Obama, candidat d'une Amérique réconciliée, égalitariste et soucieuse de définir une nouvelle grammaire du vivre-ensemble et des relations entre communautés? A voir, car au-delà des discours définitifs sur l'effondrement de la barrière raciale, des effets d'annonce sur l'émergence d'une nouvelle Amérique et de la portée historique du basculement d'un Etat du Dixie comme la Virginie dans le camp démocrate, les attentes des plus démunis (et du reste du monde) risquent bien d'être rapidement déçues vu l'ampleur des difficultés, la faiblesse de la marge de manoeuvre budgétaire, l'absence d'une majorité de 60% au Sénat et la personnalité même d'Obama, faite de pragmatisme et de rigueur. Si son élection a permis contre toute attente à l'Amérique de récupérer un peu de son leadership moral dans le concert des nations, si elle doit sans doute davantage à la lassitude des classes moyennes qu'à la couleur de sa peau, l'événement n'en est pas moins historique à plus d'un titre.

La lecture du livre en tous points remarquable de Nicole Bacharan, Les Noirs américains. Des champs de coton à la Maison Blanche aux Editions du Panama permet de prendre toute la mesure du chemin accompli par une nation divisée depuis ses origines sur la question raciale et la place des gens de couleur en son sein. De l'Institution particulière à la guerre civile, du XIIIème amendement à la Constitution abolissant dès 1865 l'esclavage au laxisme invraisemblable des tribunaux lily-white dans les Etats où sévissaient les suprémacistes blancs et le Ku Klux Klan, de la résistance passive prônée par Martin Luther King aux “Burn, baby, burn!” des émeutiers de Los Angeles, elle retrace avec exigence et probité, sans autre parti pris que celui de la vérité historique, quatre siècles de tensions raciales et d'inégalités sociales chroniques, de promesses intenables et d'espoirs déçus, d'avancées législatives notoires (sous la présidence Johnson en particulier), de marches courageuses et d'actions en justice. Les figures légendaires se succèdent, voisinant avec des élus reléguant trop souvent, par contrainte ou par choix, la question noire au second plan des priorités.
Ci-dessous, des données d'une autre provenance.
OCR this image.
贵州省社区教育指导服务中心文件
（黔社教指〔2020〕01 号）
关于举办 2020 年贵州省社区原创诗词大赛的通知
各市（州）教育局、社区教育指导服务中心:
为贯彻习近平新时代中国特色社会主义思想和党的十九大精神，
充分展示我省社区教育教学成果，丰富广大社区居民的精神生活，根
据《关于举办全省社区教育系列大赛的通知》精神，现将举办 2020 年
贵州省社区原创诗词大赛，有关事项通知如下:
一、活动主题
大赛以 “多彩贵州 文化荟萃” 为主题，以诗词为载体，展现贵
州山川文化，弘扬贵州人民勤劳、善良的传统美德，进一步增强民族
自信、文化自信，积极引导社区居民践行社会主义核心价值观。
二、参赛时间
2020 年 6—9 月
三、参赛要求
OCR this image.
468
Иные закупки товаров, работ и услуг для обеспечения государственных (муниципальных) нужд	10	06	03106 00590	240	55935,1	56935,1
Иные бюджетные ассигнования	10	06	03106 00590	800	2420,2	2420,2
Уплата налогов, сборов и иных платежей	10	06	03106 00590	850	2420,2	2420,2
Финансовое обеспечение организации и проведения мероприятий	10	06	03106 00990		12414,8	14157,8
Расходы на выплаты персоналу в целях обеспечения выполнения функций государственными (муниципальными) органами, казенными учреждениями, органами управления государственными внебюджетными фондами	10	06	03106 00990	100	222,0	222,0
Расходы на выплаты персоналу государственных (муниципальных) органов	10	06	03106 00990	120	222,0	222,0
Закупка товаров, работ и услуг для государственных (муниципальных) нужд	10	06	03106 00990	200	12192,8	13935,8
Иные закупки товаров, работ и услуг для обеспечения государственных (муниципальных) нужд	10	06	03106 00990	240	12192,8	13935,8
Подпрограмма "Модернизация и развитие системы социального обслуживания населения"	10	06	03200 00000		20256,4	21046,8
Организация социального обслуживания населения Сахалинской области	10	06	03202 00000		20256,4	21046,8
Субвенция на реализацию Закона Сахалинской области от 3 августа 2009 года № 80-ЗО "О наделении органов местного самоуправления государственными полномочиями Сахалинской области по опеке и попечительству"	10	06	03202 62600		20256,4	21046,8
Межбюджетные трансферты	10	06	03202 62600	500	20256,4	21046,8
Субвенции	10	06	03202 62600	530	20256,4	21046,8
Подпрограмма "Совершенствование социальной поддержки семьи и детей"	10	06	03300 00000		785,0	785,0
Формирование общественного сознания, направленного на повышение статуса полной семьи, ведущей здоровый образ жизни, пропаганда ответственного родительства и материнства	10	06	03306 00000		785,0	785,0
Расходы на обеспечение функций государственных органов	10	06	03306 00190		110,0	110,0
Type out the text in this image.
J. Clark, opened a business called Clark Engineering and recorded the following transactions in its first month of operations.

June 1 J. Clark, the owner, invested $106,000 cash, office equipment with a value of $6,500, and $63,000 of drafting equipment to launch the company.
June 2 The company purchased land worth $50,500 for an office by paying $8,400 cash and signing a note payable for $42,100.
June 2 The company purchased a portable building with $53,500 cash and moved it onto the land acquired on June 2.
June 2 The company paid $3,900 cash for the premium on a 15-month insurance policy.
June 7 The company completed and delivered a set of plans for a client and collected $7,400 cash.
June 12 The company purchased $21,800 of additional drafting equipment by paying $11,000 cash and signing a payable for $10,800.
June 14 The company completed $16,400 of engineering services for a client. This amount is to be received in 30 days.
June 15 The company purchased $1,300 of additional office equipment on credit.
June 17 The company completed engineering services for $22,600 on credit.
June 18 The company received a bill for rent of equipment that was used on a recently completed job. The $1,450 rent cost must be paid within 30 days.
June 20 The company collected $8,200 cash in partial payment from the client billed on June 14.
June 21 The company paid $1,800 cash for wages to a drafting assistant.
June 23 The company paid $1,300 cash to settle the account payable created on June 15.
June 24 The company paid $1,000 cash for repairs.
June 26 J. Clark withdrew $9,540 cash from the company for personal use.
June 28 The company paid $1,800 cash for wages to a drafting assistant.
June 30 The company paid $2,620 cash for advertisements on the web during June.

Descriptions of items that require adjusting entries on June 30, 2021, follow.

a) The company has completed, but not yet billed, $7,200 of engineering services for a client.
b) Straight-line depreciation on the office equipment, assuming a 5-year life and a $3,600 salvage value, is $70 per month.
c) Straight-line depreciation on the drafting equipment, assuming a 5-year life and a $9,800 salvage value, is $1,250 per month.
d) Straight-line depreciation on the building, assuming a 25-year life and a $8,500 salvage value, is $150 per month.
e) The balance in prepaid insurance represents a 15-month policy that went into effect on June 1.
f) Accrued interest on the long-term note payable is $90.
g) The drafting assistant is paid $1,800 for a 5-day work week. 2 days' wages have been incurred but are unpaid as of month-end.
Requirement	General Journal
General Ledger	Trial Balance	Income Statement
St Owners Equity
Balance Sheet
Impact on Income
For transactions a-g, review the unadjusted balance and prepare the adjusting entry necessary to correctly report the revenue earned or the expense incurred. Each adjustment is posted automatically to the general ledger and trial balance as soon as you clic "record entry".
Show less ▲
Nul ne sait aujourd'hui si le jeu des nouvelles allégeances électorales signe dans les faits la fin d'une page sombre, constitutive de l'histoire même du pays. Les effets pervers induits par la déségrégation mise en oeuvre dans le système éducatif, les vives réticences exprimées de part et d'autre de l'échiquier politique vis-à-vis de l'action affirmative, la surpopulation carcérale des afro-américains, les ravages de la drogue et du crime dans des métropoles de plus en plus désertées par les élites blanches et les entreprises, le difficile accès aux postes à responsabilité dans les espaces politique et administratif seront quelques-uns des indicateurs suivis de près par une population n'ayant jamais cessé, en dépit des épreuves et des drames, de proclamer sa loyauté et son attachement à l'égard de son pays.

« L'Amérique est vraiment un pays extraordinaire! » avait déclaré tout sourire la Secrétaire d'Etat “Condi” Rice au soir de la victoire d'Obama lors des dernières primaires démocrates. Comme un écho à la Lettre de la prison de Birmingham rédigé en avril 1963 par Martin Luther King, incarcéré pour s'être rendu coupable d'actes de désobéissance civile : « Nous obtiendrons la liberté à Birmingham et dans tout le pays, parce que le but de l'Amérique, c'est la liberté. Si maltraités et méprisés que nous soyons, notre destin est lié à celui de l'Amérique... ».

 

Nicole Bacharan, Les Noirs américains. Des champs de coton à la Maison Blanche, Editions du Panama.